Un Guarani récoltant de la canne à sucre
Un Guarani récoltant de la canne à sucre
©João Ripper/Survival

Un Indien guarani
a été abattu, dimanche 26 juin, par des hommes lourdement armés à la
frontière du Brésil et du Paraguay. Quatre autres Guarani, dont une
femme enceinte, ont été blessés et hospitalisés. Les Indiens ont été
attaqués quelques heures après être retournés sur leur terre, de
laquelle ils avaient été expulsés il y a 30 ans par un éleveur de
bétail. Deux Indiens qui avaient été pris en otage par les hommes armés
ont été relâchés peu de temps après.
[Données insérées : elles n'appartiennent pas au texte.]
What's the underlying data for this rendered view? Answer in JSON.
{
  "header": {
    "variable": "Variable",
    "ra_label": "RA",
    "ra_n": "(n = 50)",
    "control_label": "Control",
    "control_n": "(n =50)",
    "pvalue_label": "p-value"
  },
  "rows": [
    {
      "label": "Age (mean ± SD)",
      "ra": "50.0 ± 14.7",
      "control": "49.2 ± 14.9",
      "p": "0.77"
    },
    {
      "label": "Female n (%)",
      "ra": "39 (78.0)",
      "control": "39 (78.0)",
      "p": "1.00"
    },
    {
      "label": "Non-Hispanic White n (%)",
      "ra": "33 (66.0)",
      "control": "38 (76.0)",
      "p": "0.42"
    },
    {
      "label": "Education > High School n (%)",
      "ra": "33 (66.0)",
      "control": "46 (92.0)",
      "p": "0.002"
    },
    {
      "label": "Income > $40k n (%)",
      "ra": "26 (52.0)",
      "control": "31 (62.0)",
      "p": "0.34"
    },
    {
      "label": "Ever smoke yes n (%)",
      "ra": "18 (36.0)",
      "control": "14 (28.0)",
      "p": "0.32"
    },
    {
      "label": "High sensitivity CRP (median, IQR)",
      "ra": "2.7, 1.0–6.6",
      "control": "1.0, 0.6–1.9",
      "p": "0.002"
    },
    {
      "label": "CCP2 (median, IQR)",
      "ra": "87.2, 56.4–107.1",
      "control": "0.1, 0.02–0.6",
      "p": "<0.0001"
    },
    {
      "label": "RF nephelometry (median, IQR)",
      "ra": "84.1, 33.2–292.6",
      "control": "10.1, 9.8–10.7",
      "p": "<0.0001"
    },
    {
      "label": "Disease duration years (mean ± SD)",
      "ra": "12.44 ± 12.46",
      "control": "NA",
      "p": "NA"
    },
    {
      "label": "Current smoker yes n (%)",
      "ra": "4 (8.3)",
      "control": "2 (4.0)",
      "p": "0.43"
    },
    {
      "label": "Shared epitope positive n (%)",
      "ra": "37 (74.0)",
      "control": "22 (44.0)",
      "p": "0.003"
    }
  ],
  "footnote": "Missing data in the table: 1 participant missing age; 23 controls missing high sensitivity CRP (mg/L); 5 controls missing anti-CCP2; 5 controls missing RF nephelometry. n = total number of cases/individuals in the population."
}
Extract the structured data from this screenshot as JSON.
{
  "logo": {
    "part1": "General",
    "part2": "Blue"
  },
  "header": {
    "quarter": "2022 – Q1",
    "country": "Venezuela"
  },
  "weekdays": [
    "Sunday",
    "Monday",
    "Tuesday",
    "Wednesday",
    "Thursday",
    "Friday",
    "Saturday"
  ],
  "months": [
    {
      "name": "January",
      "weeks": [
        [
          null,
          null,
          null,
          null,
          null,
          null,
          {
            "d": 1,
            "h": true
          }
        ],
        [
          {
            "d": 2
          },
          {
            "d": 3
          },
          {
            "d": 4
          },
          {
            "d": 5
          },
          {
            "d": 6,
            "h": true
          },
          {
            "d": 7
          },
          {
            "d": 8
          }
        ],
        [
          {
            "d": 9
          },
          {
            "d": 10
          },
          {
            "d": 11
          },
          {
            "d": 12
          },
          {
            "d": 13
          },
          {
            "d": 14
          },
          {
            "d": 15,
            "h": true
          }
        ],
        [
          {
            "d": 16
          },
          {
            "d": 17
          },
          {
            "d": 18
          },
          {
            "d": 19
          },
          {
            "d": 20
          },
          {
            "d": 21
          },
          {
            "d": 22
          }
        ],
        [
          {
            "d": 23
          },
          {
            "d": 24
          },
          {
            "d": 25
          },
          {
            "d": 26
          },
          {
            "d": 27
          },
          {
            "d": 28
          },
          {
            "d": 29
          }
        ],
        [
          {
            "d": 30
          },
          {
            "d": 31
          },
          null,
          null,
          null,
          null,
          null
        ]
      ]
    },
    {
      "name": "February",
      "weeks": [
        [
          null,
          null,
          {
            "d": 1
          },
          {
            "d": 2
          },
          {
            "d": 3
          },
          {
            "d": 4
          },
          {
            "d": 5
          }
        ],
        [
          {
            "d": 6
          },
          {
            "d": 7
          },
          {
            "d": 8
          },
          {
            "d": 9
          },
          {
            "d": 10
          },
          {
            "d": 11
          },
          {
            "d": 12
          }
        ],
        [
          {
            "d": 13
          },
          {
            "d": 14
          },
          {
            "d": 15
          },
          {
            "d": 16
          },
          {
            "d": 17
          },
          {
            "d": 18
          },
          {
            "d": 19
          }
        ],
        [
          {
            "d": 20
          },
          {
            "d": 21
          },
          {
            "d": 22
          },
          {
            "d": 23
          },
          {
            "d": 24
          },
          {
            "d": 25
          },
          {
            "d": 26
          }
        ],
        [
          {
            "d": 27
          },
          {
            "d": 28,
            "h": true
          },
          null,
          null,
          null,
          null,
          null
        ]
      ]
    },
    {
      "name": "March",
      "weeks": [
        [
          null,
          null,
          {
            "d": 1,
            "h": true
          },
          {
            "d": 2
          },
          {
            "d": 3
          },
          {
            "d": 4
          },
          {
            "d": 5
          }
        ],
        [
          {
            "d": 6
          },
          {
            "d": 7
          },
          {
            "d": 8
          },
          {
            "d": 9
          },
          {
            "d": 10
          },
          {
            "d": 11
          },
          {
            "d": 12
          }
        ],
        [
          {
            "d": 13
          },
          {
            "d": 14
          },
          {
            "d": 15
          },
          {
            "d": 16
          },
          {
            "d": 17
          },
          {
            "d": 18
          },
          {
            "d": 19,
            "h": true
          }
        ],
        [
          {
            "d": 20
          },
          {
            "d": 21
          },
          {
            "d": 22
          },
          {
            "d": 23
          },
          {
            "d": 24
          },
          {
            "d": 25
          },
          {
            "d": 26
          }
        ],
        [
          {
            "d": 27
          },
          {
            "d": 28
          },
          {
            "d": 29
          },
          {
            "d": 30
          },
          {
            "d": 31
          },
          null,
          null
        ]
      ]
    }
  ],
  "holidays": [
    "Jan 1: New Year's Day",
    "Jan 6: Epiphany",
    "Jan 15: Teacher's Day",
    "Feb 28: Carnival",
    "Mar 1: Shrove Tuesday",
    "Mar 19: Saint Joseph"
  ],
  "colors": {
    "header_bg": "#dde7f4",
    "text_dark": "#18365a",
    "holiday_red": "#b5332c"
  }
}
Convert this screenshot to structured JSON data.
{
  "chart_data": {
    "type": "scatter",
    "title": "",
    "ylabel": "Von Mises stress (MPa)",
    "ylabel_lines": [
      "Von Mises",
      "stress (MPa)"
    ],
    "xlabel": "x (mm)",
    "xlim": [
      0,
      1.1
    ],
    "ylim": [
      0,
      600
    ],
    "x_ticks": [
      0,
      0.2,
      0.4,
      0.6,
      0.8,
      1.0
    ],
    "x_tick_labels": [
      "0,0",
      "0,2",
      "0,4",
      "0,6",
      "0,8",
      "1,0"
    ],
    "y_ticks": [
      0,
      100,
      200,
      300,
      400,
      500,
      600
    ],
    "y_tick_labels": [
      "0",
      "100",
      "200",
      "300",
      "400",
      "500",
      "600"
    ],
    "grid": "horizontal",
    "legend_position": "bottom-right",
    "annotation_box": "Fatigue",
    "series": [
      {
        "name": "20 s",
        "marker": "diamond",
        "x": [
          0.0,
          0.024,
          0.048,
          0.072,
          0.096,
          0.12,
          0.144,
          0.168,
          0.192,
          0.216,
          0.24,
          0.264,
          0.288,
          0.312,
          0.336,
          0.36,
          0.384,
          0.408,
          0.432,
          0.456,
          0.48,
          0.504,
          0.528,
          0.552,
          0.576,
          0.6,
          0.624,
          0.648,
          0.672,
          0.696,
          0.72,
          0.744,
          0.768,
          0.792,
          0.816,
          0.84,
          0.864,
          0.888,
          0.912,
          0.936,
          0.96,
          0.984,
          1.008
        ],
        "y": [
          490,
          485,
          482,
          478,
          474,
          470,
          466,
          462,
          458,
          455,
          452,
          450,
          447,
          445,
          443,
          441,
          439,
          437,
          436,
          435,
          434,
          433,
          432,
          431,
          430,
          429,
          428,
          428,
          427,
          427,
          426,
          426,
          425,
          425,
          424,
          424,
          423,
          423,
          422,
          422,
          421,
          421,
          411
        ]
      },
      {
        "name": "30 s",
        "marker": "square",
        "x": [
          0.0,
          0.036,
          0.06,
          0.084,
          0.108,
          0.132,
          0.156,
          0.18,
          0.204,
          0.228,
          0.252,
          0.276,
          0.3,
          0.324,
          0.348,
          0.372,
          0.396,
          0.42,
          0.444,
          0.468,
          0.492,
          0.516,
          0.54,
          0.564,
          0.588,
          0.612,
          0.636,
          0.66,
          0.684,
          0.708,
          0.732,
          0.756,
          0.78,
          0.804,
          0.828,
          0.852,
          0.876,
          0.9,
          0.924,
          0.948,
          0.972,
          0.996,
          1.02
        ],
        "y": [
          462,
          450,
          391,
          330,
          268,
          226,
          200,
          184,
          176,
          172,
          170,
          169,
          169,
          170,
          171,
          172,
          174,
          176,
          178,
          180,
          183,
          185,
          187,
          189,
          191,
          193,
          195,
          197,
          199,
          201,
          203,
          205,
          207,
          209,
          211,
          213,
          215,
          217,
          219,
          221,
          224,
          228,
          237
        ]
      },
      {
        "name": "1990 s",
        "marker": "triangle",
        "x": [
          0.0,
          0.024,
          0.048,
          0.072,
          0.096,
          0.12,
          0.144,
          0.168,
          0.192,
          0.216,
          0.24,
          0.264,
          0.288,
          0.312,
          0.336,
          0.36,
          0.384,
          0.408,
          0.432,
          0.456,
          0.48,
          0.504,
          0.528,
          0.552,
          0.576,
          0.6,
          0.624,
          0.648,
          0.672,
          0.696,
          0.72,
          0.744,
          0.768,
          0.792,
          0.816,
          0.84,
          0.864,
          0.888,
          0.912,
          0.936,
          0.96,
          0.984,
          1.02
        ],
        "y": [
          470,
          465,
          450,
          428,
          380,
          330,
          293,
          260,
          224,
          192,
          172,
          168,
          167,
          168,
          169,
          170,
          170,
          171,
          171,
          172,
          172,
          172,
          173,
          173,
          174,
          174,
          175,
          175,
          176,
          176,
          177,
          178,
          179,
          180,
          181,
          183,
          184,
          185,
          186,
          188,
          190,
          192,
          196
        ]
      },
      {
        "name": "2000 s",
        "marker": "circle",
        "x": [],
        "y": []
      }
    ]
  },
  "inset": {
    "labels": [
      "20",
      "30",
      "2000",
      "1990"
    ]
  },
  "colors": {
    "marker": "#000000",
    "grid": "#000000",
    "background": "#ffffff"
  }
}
Le véhicule d'un des Indiens a été
incendié et détruit.

L'homme qui a été assassiné, Dorival Benites, âgé de 26 ans, militait
dans un groupe d'Indiens guarani qui tentait de réoccuper sa terre
depuis plusieurs années. Sa communauté, Sombrerito, avait été expulsée
en 1975 et dispersée en plusieurs ‘réserves' où règnent suicide, famine
et violence. La Funai, le département des affaires indiennes du
gouvernement, a procédé aux études techniques préliminaires pour
démarquer ce territoire mais ne l'a jamais officiellement ratifié.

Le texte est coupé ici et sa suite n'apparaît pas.